Okay, fine. A rotary swap won’t be any more reliable than a modified FA20, even before you consider all the gremlins that pop up in an engine swap. In fact, a stock 13B’s 252 hp isn’t even that much more than a bone-stock BRZ. No, replacing the flat-four with two spinning Doritos isn’t the most reliable way to make more power — but it may be the most interesting solution.


This BRZ, owned by Jordan from YouTube channel Monster Motoring, will end up as one of the most unconventional ZN6 builds on the internet. Few people have attempted to swap a rotary engine into this chassis — YouTuber Kruddy KaRL claims to be the first — making this a worthy entry into the swapped-BRZ pantheon.

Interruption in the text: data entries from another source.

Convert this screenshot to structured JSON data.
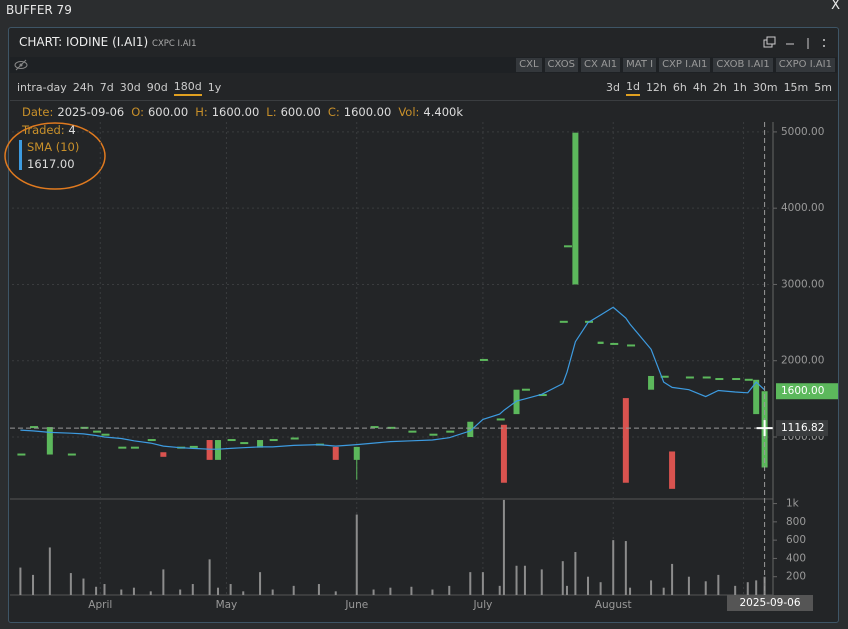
{
  "window": {
    "title": "BUFFER 79",
    "close": "X"
  },
  "panel": {
    "title": "CHART: IODINE (I.AI1)",
    "subtitle": "CXPC I.AI1"
  },
  "toolbar": {
    "buttons": [
      "CXL",
      "CXOS",
      "CX AI1",
      "MAT I",
      "CXP I.AI1",
      "CXOB I.AI1",
      "CXPO I.AI1"
    ]
  },
  "ranges": {
    "items": [
      "intra-day",
      "24h",
      "7d",
      "30d",
      "90d",
      "180d",
      "1y"
    ],
    "active": 5
  },
  "intervals": {
    "items": [
      "3d",
      "1d",
      "12h",
      "6h",
      "4h",
      "2h",
      "1h",
      "30m",
      "15m",
      "5m"
    ],
    "active": 1
  },
  "info": {
    "fields": [
      {
        "label": "Date:",
        "value": "2025-09-06"
      },
      {
        "label": "O:",
        "value": "600.00"
      },
      {
        "label": "H:",
        "value": "1600.00"
      },
      {
        "label": "L:",
        "value": "600.00"
      },
      {
        "label": "C:",
        "value": "1600.00"
      },
      {
        "label": "Vol:",
        "value": "4.400k"
      }
    ],
    "traded": {
      "label": "Traded:",
      "value": "4"
    }
  },
  "chart_data": {
    "type": "candlestick",
    "x": [
      "2025-03-13",
      "2025-03-16",
      "2025-03-20",
      "2025-03-25",
      "2025-03-28",
      "2025-03-31",
      "2025-04-02",
      "2025-04-06",
      "2025-04-09",
      "2025-04-13",
      "2025-04-16",
      "2025-04-20",
      "2025-04-23",
      "2025-04-27",
      "2025-04-29",
      "2025-05-02",
      "2025-05-05",
      "2025-05-09",
      "2025-05-12",
      "2025-05-17",
      "2025-05-23",
      "2025-05-27",
      "2025-06-01",
      "2025-06-05",
      "2025-06-09",
      "2025-06-14",
      "2025-06-19",
      "2025-06-23",
      "2025-06-28",
      "2025-07-01",
      "2025-07-05",
      "2025-07-06",
      "2025-07-09",
      "2025-07-11",
      "2025-07-15",
      "2025-07-20",
      "2025-07-21",
      "2025-07-23",
      "2025-07-26",
      "2025-07-29",
      "2025-08-01",
      "2025-08-04",
      "2025-08-05",
      "2025-08-10",
      "2025-08-13",
      "2025-08-15",
      "2025-08-19",
      "2025-08-23",
      "2025-08-26",
      "2025-08-30",
      "2025-09-02",
      "2025-09-04",
      "2025-09-06"
    ],
    "open": [
      770,
      1130,
      770,
      770,
      1120,
      1070,
      1030,
      860,
      860,
      960,
      800,
      860,
      870,
      960,
      700,
      960,
      920,
      860,
      960,
      980,
      900,
      870,
      700,
      1130,
      1120,
      1070,
      1030,
      1070,
      1000,
      2010,
      1230,
      1160,
      1300,
      1620,
      1550,
      2510,
      3500,
      3000,
      2510,
      2220,
      2220,
      1510,
      2200,
      1620,
      1790,
      810,
      1780,
      1780,
      1760,
      1760,
      1750,
      1300,
      600
    ],
    "high": [
      770,
      1130,
      1130,
      770,
      1120,
      1070,
      1030,
      860,
      860,
      960,
      800,
      860,
      870,
      960,
      960,
      960,
      920,
      960,
      960,
      980,
      900,
      870,
      870,
      1130,
      1120,
      1070,
      1030,
      1070,
      1200,
      2010,
      1230,
      1160,
      1620,
      1620,
      1550,
      2510,
      3500,
      4990,
      2510,
      2250,
      2220,
      1510,
      2200,
      1800,
      1790,
      810,
      1780,
      1780,
      1760,
      1760,
      1750,
      1750,
      1600
    ],
    "low": [
      770,
      1130,
      770,
      770,
      1120,
      1070,
      1030,
      860,
      860,
      960,
      740,
      860,
      870,
      700,
      700,
      960,
      920,
      860,
      960,
      980,
      900,
      700,
      440,
      1130,
      1120,
      1070,
      1030,
      1070,
      1000,
      2010,
      1230,
      400,
      1300,
      1620,
      1550,
      2510,
      3500,
      3000,
      2510,
      2220,
      2220,
      400,
      2200,
      1620,
      1790,
      320,
      1780,
      1780,
      1760,
      1760,
      1750,
      1300,
      600
    ],
    "close": [
      770,
      1130,
      1130,
      770,
      1120,
      1070,
      1030,
      860,
      860,
      960,
      740,
      860,
      870,
      700,
      960,
      960,
      920,
      960,
      960,
      980,
      900,
      700,
      870,
      1130,
      1120,
      1070,
      1030,
      1070,
      1200,
      2010,
      1230,
      400,
      1620,
      1620,
      1550,
      2510,
      3500,
      4990,
      2510,
      2250,
      2220,
      400,
      2200,
      1800,
      1790,
      320,
      1780,
      1780,
      1760,
      1760,
      1750,
      1750,
      1600
    ],
    "up_color": "#5cb85c",
    "down_color": "#d9534f",
    "sma": {
      "name": "SMA (10)",
      "color": "#3d9be0",
      "legend_value": "1617.00",
      "values": [
        1090,
        1080,
        1060,
        1050,
        1040,
        1020,
        1000,
        980,
        950,
        920,
        880,
        860,
        850,
        840,
        840,
        850,
        860,
        870,
        870,
        890,
        900,
        880,
        900,
        920,
        940,
        950,
        960,
        990,
        1080,
        1230,
        1300,
        1350,
        1470,
        1500,
        1560,
        1700,
        1850,
        2250,
        2500,
        2600,
        2700,
        2560,
        2480,
        2150,
        1720,
        1650,
        1620,
        1530,
        1610,
        1590,
        1580,
        1720,
        1617
      ]
    },
    "volume": {
      "color": "#8c8c8c",
      "ylim": [
        0,
        1050
      ],
      "yticks": [
        {
          "value": 1000,
          "label": "1k"
        },
        800,
        600,
        400,
        200
      ],
      "values": [
        300,
        220,
        520,
        240,
        180,
        90,
        120,
        60,
        80,
        40,
        280,
        60,
        120,
        390,
        80,
        120,
        40,
        250,
        60,
        100,
        120,
        40,
        880,
        60,
        80,
        90,
        60,
        100,
        250,
        250,
        100,
        1040,
        320,
        320,
        280,
        370,
        100,
        470,
        200,
        140,
        600,
        590,
        80,
        160,
        80,
        340,
        200,
        150,
        220,
        100,
        140,
        160,
        200
      ]
    },
    "xlim": [
      "2025-03-11",
      "2025-09-08"
    ],
    "xticks": [
      {
        "value": "2025-04-01",
        "label": "April"
      },
      {
        "value": "2025-05-01",
        "label": "May"
      },
      {
        "value": "2025-06-01",
        "label": "June"
      },
      {
        "value": "2025-07-01",
        "label": "July"
      },
      {
        "value": "2025-08-01",
        "label": "August"
      },
      {
        "value": "2025-09-01",
        "label": "Sep"
      }
    ],
    "ylim": [
      200,
      5130
    ],
    "yticks": [
      {
        "value": 5000,
        "label": "5000.00"
      },
      {
        "value": 4000,
        "label": "4000.00"
      },
      {
        "value": 3000,
        "label": "3000.00"
      },
      {
        "value": 2000,
        "label": "2000.00"
      },
      {
        "value": 1000,
        "label": "1000.00"
      }
    ],
    "grid": true,
    "last_price": {
      "value": 1600,
      "label": "1600.00"
    },
    "crosshair": {
      "x": "2025-09-06",
      "y": 1116.82
    }
  }
}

But while the videos on Monster Motoring stand as the official record of the car’s construction, I discovered the build through Veronica Wheels on TikTok. Her videos show the real, unedited world of wrenching — a bunch of folks in a cold garage, hanging out and wiring up clout switches. The vibes are, as the kids would say, immaculate.


The car is still a work in progress, but Jordan plans to have it ready for next summer’s track season — tuned, vinyl-wrapped, and wearing shiny new wheels. I, for one, will be keenly watching.